I listened to a lady just the other day in the pet food store, talking about her Burnese Mountain Dog puppy, who was laying happily at her feet. She was telling the clerk about how she’d gotten a call from the breeder after she’d picked the puppy out, telling her that there’d been an accident and the dog had suffered some “trauma” to his back. As it turned out, “trauma” was damage to his vertebrae, to the point where if it doesn’t heal properly he’ll probably have to get spinal fusion or suffer a pinched nerve his entire life.
“The breeder knew there’d be issues,” the lady went on, “so she just gave me the dog. That’s about fifteen hundred dollars right there, and so far I’ve only spent about four hundred at the vet’s. So, I’m still in the money,” she said, ”So to speak. After that, I’ll have to decide what to do.”
But there he was, just sitting at her feet and doing what Burnese Mountain Dogs are good at: Being extremely large and pleasant and energetic, wagging his tail and smiling happily at everyone, gimping around to say hello.
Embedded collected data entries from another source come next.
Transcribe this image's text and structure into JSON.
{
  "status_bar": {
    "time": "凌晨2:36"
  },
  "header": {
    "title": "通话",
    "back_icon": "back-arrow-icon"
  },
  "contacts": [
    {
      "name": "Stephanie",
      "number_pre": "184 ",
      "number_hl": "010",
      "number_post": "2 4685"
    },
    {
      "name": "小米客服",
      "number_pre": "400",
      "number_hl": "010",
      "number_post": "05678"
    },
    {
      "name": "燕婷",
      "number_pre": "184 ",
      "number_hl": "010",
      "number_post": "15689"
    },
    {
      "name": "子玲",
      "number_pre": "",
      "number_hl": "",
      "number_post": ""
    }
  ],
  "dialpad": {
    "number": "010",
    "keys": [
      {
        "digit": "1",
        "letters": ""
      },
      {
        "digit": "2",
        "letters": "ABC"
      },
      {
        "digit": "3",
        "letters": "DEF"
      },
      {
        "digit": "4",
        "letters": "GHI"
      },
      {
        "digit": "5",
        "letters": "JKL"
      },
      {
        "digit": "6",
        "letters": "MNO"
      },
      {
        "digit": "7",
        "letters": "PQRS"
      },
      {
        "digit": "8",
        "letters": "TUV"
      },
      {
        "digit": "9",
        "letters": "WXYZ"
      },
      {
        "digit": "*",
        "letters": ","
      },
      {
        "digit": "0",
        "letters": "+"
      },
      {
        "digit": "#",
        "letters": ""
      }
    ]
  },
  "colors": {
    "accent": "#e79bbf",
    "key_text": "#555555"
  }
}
And here Valentine is, curled into a tiny section of my lap, with her tail wound around my ankle to make sure I don’t go anywhere. So you do what you have to.
Then there are the small details
I turned thirty-one this week. I’m glad that things have turned out the way they did: I saw folks get married and grow their families; I watched my nephew get old enough to slaughter me in Wii Boxing. I owe my family and friends for that, wonderful people that I’m lucky to have known for so long.
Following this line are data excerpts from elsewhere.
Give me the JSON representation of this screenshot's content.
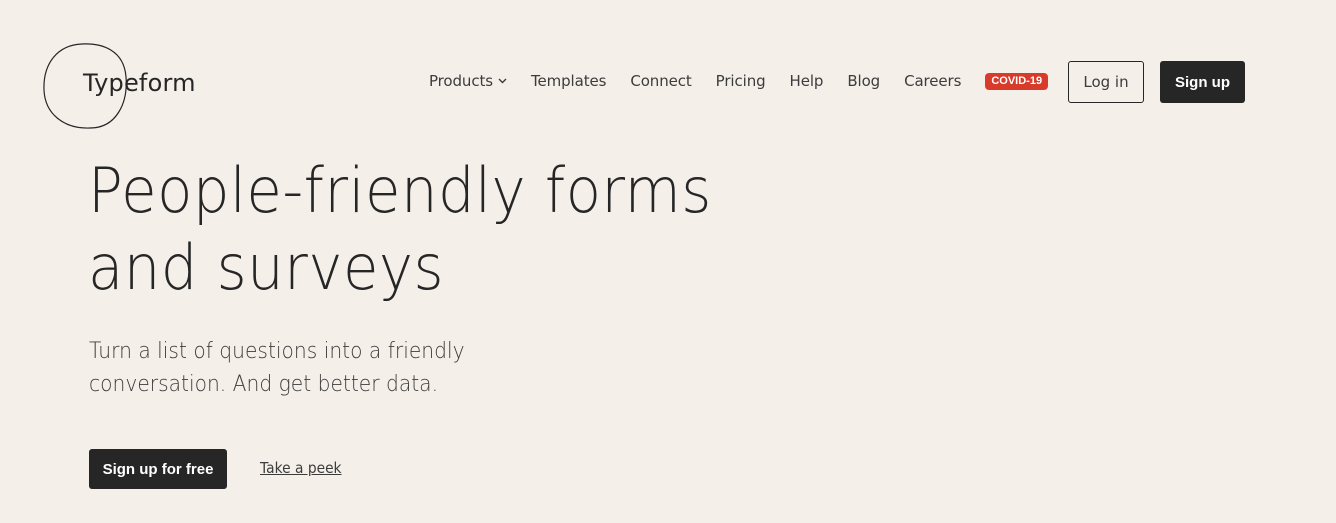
{
  "header": {
    "logo_text": "Typeform",
    "nav": [
      {
        "label": "Products",
        "has_dropdown": true,
        "icon": "chevron-down-icon"
      },
      {
        "label": "Templates"
      },
      {
        "label": "Connect"
      },
      {
        "label": "Pricing"
      },
      {
        "label": "Help"
      },
      {
        "label": "Blog"
      },
      {
        "label": "Careers"
      }
    ],
    "badge": {
      "label": "COVID-19",
      "color": "#d83b2a"
    },
    "login_label": "Log in",
    "signup_label": "Sign up"
  },
  "hero": {
    "title_line1": "People-friendly forms",
    "title_line2": "and surveys",
    "subtitle_line1": "Turn a list of questions into a friendly",
    "subtitle_line2": "conversation. And get better data.",
    "cta_primary": "Sign up for free",
    "cta_secondary": "Take a peek"
  },
  "colors": {
    "background": "#f4efe9",
    "text": "#262627",
    "button_dark": "#262627",
    "badge_red": "#d83b2a"
  }
}
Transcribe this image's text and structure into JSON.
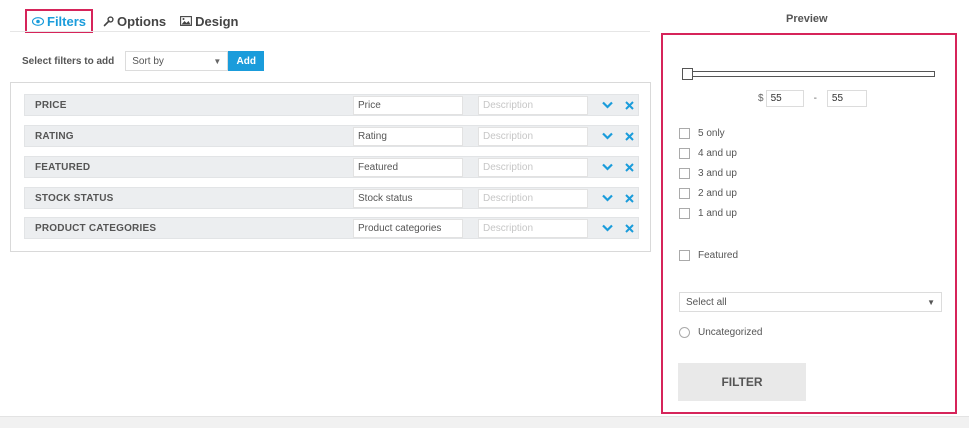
{
  "tabs": [
    {
      "label": "Filters",
      "icon": "eye-icon",
      "active": true
    },
    {
      "label": "Options",
      "icon": "wrench-icon",
      "active": false
    },
    {
      "label": "Design",
      "icon": "image-icon",
      "active": false
    }
  ],
  "add_filters": {
    "label": "Select filters to add",
    "select_value": "Sort by",
    "button_label": "Add"
  },
  "filters": [
    {
      "name": "PRICE",
      "title": "Price",
      "description_placeholder": "Description"
    },
    {
      "name": "RATING",
      "title": "Rating",
      "description_placeholder": "Description"
    },
    {
      "name": "FEATURED",
      "title": "Featured",
      "description_placeholder": "Description"
    },
    {
      "name": "STOCK STATUS",
      "title": "Stock status",
      "description_placeholder": "Description"
    },
    {
      "name": "PRODUCT CATEGORIES",
      "title": "Product categories",
      "description_placeholder": "Description"
    }
  ],
  "preview": {
    "title": "Preview",
    "price": {
      "currency": "$",
      "min": "55",
      "max": "55",
      "separator": "-"
    },
    "rating_options": [
      "5 only",
      "4 and up",
      "3 and up",
      "2 and up",
      "1 and up"
    ],
    "featured_label": "Featured",
    "category_select": "Select all",
    "category_option": "Uncategorized",
    "filter_button": "FILTER"
  },
  "colors": {
    "accent": "#1a9cdb",
    "highlight_border": "#d6245a",
    "row_bg": "#eceef0"
  }
}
The farthest that I travelled this past year was to Victoria, B.C., and got to stick my foot in a different, colder part of the Pacific. I saw Bill Clinton speak. I got to speak to audiences of my own, and get them excited about things they used to hate. I owe my job for that.
And somewhere along the line, this website crossed the line into being nine years old. I’ve been on the internet in some form or another since 1999, and some of you out there have been with me for all that time. I forget how much fun it is, and yet I never hesitate to plunk down whatever it costs to host this thing and keep it going — it’s just great to be here. I owe you for that.
But enough mushiness
I’ve ripped off Gwen’s format enough. Time to get back into the swing of things.
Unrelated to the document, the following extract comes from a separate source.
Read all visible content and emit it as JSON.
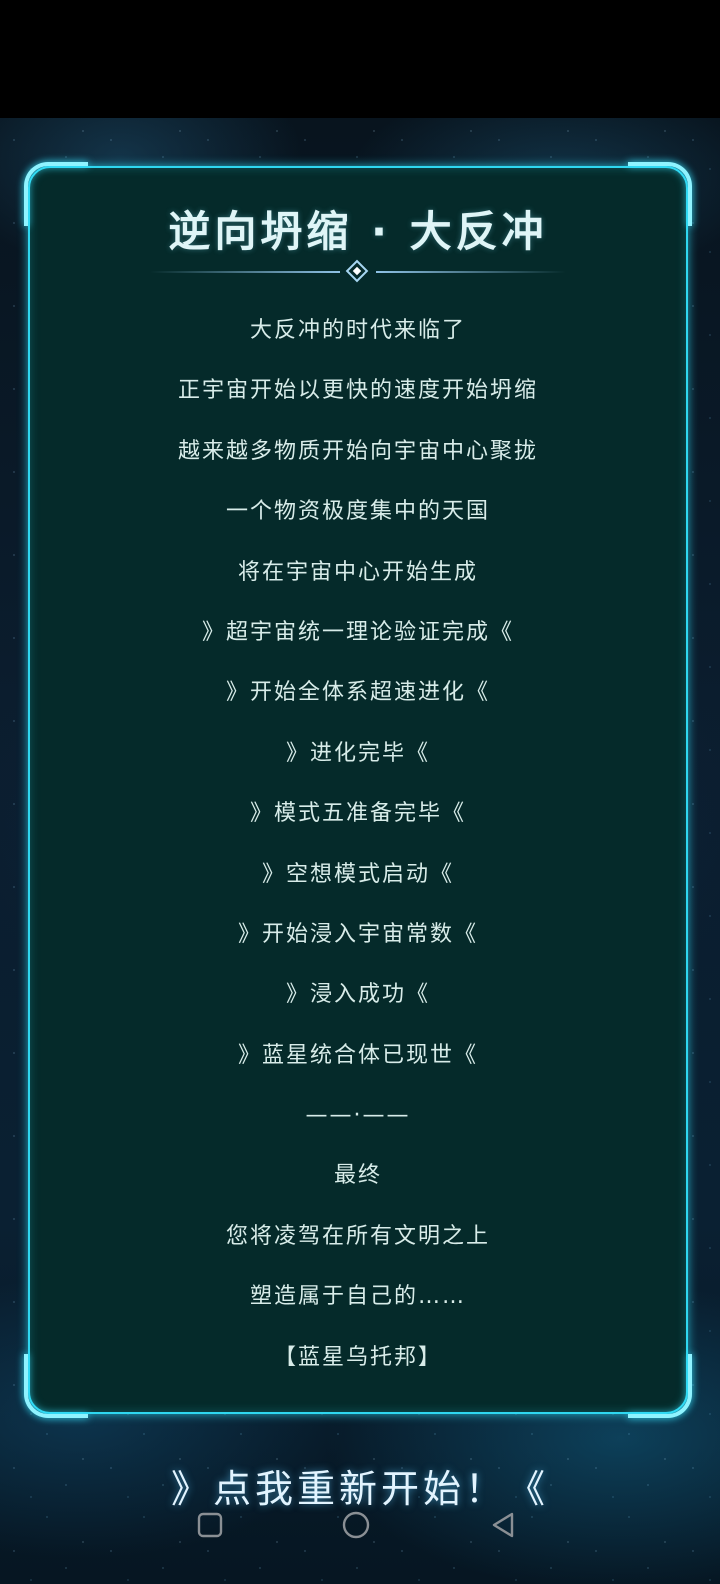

So I'm done having killer mysterious headaches and surprising personal calamities and getting doubly suprising promotions. I Twitter now (peep that HA HA HA see what I did there) and I'm back to blogging, so it's now officially more than you can stand.
Trasherati
May 21st, 2008 at 8:23 am
I’ve missed you. Thanks for posting.
danica
May 22nd, 2008 at 1:41 pm
i love the Gwen format
Okay, please tell me, HOW did you get your cat to stop peeing all over the place? I have two, siblings, who do this, and I don’t know if it is some rogue genetic madness that makes them think it would EVER be appropriate to get on the bed WHILE WE ARE IN IT and PEE ON IT, not to mention mark territory up against boxes and doors and furniture, not to mention just pee a lake of urine somewhere weird when you think they have stopped doing it forever… but I don’t like it.
They know it’s not okay. They know where the many litterboxes are. They don’t just do it because they want to go outside, because they are literally pissed at each other, or because they want the litterbox cleaned stat. I don’t know what the hell it is. And I haven’t tried the vet yet because the internet was unhelpful and I assume the vet will have the same suggestions, even though so far I have never had a vet make the same inane suggestions and diagnoses that the internet seems to come up with for our cats.